Long regarded as the UFC‘s best welterweight not named Georges St. Pierre, Jon Fitch wants more. Since being shutout in a loss to current UFC welterweight champion Georges St. Pierre, Fitch has reeled off five straight victories, including dominant performances over Paulo Thiago, Ben Saunders and Thiago Alves.

Fitch (23-3) wants to be a legend, but in order to do so, he believes he must beat one. Something that in his mind is already a foregone conclusion.

“I’m going to beat B.J. Penn,” said Fitch. “The question is, can I can finish B.J. Penn. I want to become a legend and the only way to become a legend is to beat a legend, and B.J.’s definitely a legend.

Fitch clearly understands the unique tools that Penn brings to the fight, but chooses instead to focus on himself.

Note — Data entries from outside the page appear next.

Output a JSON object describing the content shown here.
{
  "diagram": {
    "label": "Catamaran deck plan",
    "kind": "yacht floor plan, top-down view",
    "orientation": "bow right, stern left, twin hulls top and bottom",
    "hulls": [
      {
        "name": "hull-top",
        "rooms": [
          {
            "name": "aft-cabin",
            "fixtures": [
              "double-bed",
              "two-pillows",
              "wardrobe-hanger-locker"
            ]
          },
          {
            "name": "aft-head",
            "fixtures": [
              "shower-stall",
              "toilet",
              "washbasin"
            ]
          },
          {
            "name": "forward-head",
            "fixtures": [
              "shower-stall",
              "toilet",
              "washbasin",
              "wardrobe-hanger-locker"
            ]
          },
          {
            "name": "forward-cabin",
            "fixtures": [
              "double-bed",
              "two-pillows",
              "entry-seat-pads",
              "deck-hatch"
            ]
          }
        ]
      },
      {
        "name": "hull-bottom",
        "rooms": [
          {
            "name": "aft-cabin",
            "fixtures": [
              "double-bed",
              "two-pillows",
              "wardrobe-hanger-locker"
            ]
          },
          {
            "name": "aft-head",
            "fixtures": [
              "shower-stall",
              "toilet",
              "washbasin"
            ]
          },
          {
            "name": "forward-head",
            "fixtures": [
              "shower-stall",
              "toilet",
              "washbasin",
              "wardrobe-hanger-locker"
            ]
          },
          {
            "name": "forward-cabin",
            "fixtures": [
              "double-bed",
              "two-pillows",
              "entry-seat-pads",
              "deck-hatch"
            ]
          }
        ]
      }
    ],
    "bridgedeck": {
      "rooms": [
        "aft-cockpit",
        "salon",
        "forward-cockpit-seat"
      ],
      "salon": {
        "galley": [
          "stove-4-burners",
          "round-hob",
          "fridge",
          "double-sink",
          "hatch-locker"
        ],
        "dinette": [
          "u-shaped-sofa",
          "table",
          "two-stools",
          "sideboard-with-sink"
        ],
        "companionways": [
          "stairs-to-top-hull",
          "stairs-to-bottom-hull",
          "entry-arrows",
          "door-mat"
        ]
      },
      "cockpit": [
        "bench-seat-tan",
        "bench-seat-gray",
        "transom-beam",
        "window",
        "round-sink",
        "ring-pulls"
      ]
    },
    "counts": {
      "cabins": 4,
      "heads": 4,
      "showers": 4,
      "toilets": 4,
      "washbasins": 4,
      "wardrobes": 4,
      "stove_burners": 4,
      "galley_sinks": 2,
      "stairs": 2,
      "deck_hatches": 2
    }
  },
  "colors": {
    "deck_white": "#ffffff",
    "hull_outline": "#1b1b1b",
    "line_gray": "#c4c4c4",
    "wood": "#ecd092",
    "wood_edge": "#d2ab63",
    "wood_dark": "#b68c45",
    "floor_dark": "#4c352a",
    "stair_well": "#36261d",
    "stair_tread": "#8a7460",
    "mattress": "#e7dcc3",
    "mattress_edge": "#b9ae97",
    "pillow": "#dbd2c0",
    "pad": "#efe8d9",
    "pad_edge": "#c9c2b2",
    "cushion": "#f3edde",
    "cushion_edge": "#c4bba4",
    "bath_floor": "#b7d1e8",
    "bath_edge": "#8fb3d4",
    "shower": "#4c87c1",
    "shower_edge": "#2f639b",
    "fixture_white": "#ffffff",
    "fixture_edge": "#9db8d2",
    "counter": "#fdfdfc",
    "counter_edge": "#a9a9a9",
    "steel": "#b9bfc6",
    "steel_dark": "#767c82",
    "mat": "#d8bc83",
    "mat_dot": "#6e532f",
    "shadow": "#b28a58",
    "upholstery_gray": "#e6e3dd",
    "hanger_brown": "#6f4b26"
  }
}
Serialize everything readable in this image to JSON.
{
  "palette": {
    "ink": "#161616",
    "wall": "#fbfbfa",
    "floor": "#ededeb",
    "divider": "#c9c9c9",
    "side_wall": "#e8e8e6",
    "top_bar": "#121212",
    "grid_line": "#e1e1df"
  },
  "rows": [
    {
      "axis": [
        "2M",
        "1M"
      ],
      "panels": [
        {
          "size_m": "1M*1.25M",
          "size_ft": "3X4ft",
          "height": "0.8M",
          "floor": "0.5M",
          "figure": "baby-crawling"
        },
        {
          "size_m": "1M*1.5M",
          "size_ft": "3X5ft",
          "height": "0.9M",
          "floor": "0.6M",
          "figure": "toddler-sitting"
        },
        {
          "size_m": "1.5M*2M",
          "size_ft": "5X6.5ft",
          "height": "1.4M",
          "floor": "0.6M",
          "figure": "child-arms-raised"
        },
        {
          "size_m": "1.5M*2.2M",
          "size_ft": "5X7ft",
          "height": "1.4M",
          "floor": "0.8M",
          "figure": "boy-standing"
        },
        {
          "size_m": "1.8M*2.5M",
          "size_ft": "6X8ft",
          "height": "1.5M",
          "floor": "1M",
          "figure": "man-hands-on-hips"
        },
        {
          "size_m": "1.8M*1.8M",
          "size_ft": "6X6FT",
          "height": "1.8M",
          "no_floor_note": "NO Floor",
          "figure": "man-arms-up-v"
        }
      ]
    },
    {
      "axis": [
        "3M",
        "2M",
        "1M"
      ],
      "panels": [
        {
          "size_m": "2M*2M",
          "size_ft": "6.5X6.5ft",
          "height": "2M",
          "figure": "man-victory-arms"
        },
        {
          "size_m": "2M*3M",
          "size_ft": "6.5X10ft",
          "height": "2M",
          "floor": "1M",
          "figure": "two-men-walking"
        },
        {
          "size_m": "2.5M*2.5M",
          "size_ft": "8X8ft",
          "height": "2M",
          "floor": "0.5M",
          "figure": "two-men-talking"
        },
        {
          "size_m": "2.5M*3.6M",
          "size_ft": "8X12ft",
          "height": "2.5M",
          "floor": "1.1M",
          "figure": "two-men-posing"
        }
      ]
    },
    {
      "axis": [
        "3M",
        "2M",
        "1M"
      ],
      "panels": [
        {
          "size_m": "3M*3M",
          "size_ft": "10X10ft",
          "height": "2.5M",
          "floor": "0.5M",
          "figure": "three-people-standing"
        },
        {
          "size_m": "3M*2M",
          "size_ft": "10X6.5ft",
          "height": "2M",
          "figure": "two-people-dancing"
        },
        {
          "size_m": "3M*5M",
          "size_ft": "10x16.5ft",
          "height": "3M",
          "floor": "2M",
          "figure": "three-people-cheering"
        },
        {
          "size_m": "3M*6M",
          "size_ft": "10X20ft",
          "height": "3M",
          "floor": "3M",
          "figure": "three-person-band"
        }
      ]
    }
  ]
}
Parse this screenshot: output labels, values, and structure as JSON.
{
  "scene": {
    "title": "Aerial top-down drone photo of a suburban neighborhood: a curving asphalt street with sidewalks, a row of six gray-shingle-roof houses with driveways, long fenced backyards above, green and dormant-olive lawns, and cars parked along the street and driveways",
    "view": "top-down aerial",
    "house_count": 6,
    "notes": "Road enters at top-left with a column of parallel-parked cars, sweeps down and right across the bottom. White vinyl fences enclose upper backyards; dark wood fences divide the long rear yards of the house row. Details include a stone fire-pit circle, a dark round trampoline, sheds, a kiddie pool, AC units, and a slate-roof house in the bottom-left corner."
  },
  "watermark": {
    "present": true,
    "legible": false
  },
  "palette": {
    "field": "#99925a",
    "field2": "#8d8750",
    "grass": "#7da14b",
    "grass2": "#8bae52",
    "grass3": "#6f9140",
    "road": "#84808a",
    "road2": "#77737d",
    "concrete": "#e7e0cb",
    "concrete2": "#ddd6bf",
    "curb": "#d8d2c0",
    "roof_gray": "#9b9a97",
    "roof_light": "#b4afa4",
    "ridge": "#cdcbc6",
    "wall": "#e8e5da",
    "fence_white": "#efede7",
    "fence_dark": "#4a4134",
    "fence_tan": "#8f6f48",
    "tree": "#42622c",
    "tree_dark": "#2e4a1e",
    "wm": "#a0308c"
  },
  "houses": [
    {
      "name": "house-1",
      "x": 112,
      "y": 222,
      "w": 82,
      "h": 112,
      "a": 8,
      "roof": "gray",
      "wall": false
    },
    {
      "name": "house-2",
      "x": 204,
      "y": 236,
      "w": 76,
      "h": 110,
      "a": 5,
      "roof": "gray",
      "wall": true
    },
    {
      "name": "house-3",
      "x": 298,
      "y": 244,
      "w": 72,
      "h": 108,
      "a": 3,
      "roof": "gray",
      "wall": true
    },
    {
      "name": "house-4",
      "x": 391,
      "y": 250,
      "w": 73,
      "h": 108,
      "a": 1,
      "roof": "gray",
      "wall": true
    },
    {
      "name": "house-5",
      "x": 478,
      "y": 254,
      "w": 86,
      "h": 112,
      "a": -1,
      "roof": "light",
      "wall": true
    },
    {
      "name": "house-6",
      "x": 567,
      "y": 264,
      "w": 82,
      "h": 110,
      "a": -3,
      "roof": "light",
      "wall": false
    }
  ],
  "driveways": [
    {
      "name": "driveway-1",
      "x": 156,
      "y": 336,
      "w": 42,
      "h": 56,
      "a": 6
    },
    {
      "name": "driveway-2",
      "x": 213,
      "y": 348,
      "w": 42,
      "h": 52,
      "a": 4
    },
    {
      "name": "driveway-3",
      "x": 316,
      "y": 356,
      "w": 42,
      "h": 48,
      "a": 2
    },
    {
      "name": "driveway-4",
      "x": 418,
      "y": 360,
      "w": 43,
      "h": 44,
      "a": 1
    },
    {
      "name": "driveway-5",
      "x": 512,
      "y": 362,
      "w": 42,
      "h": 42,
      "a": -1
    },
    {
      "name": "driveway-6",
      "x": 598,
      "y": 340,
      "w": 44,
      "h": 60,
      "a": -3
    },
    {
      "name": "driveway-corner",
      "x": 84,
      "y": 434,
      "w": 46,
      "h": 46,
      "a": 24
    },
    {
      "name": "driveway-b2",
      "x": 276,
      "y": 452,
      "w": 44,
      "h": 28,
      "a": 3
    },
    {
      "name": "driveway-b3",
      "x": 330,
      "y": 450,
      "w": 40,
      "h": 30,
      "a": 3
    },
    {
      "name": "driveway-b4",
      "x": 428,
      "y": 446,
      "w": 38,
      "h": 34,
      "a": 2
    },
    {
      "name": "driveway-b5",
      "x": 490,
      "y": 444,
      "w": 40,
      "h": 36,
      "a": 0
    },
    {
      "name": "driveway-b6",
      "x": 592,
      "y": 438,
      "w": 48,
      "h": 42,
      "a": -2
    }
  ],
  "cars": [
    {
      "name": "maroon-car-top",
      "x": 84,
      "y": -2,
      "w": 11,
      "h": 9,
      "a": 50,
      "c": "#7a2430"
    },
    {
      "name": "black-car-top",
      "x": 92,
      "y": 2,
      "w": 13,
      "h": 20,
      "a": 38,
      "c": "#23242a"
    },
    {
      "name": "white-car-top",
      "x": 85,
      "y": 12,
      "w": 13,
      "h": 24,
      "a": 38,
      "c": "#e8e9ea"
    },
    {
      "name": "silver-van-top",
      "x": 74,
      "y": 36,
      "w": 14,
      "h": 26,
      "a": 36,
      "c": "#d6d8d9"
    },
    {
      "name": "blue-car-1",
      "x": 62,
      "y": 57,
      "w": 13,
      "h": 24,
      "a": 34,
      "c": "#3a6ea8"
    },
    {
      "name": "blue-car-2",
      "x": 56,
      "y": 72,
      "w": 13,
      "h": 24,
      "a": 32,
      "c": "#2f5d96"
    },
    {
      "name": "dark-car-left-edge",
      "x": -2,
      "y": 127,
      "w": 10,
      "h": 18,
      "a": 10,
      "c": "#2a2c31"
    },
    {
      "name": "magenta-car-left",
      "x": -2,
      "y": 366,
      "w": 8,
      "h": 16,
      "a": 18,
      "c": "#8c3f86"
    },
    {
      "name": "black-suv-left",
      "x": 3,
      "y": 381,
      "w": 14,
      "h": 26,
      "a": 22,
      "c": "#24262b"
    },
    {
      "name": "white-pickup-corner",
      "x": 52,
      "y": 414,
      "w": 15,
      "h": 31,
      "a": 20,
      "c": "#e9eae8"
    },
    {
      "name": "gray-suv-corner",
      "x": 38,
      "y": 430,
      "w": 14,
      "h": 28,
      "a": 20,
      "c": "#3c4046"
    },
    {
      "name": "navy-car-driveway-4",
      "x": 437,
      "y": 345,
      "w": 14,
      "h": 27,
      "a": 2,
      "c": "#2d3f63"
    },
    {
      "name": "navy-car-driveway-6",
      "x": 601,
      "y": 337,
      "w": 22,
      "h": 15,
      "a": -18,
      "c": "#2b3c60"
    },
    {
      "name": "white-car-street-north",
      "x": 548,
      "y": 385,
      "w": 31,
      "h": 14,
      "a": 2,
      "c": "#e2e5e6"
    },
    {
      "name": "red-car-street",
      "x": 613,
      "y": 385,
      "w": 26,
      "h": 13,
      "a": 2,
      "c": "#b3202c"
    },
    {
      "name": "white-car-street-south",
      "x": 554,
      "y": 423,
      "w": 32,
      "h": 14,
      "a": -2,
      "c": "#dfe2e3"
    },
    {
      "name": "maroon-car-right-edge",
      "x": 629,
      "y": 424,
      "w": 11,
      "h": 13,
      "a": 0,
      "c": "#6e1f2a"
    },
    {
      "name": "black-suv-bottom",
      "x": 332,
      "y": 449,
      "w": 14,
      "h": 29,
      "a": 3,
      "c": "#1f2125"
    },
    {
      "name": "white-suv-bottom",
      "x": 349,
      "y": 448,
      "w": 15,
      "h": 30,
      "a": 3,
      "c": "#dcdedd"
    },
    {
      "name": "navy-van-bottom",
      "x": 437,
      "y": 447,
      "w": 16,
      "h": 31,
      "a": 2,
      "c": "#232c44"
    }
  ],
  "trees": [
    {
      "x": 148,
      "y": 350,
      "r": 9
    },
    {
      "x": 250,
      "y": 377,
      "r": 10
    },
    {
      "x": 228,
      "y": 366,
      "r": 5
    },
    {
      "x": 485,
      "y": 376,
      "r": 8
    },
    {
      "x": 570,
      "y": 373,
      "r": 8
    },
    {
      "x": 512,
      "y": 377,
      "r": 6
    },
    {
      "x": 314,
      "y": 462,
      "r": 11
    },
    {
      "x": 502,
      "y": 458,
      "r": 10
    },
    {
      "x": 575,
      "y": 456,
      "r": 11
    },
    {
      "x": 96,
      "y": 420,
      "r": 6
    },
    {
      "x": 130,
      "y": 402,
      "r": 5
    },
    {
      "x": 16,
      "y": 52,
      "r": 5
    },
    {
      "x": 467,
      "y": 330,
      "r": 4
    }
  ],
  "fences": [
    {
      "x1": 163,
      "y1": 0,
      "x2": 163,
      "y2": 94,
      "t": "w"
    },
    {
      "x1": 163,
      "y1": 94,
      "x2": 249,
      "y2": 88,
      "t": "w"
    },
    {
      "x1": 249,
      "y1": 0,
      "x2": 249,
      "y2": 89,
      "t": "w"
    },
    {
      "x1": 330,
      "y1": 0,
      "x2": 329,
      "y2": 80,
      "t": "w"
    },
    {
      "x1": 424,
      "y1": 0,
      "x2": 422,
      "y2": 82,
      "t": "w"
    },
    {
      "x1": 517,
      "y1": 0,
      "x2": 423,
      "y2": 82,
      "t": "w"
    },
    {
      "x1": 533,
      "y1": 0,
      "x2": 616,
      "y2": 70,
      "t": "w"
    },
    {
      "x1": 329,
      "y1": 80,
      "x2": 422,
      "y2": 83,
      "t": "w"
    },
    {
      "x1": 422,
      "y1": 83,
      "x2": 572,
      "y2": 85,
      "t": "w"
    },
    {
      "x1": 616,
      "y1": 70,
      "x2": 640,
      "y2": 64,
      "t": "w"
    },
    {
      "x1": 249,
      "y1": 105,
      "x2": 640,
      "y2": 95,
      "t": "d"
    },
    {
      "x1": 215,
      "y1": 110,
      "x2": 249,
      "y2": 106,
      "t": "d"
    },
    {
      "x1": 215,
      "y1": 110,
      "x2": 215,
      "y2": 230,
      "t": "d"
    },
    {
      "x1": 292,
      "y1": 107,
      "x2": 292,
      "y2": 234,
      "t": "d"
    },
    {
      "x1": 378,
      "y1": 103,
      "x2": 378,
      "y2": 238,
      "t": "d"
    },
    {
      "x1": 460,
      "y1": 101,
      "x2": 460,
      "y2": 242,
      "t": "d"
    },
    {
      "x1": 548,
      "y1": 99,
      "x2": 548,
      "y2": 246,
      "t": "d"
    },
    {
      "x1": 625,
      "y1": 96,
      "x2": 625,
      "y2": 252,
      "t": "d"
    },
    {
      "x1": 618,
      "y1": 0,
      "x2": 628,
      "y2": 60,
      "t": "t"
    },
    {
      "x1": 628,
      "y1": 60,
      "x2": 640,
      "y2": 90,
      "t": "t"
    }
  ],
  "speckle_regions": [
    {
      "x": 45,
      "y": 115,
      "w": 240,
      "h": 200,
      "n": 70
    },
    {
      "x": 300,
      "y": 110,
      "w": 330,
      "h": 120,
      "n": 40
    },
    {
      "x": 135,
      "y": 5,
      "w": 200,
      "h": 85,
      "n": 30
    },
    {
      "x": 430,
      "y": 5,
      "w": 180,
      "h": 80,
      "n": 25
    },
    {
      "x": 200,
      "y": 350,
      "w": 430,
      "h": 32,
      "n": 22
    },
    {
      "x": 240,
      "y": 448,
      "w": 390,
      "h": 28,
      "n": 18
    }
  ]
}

“I’m not going to spend my time worring about what B.J.’s going to do,” Fitch said. “I’m going to spend my time focusing on what I need to get done to win the fight. I can’t rely on just being stronger than him and expect to push him around the ring. You’re in for non-stop action. No matter where I take the fight I’m constantly looking to finish, I’m constantly throwing punches, I’m constantly throwing elbows. I literally want to make my opponent feel like I put him through a meat-grinder.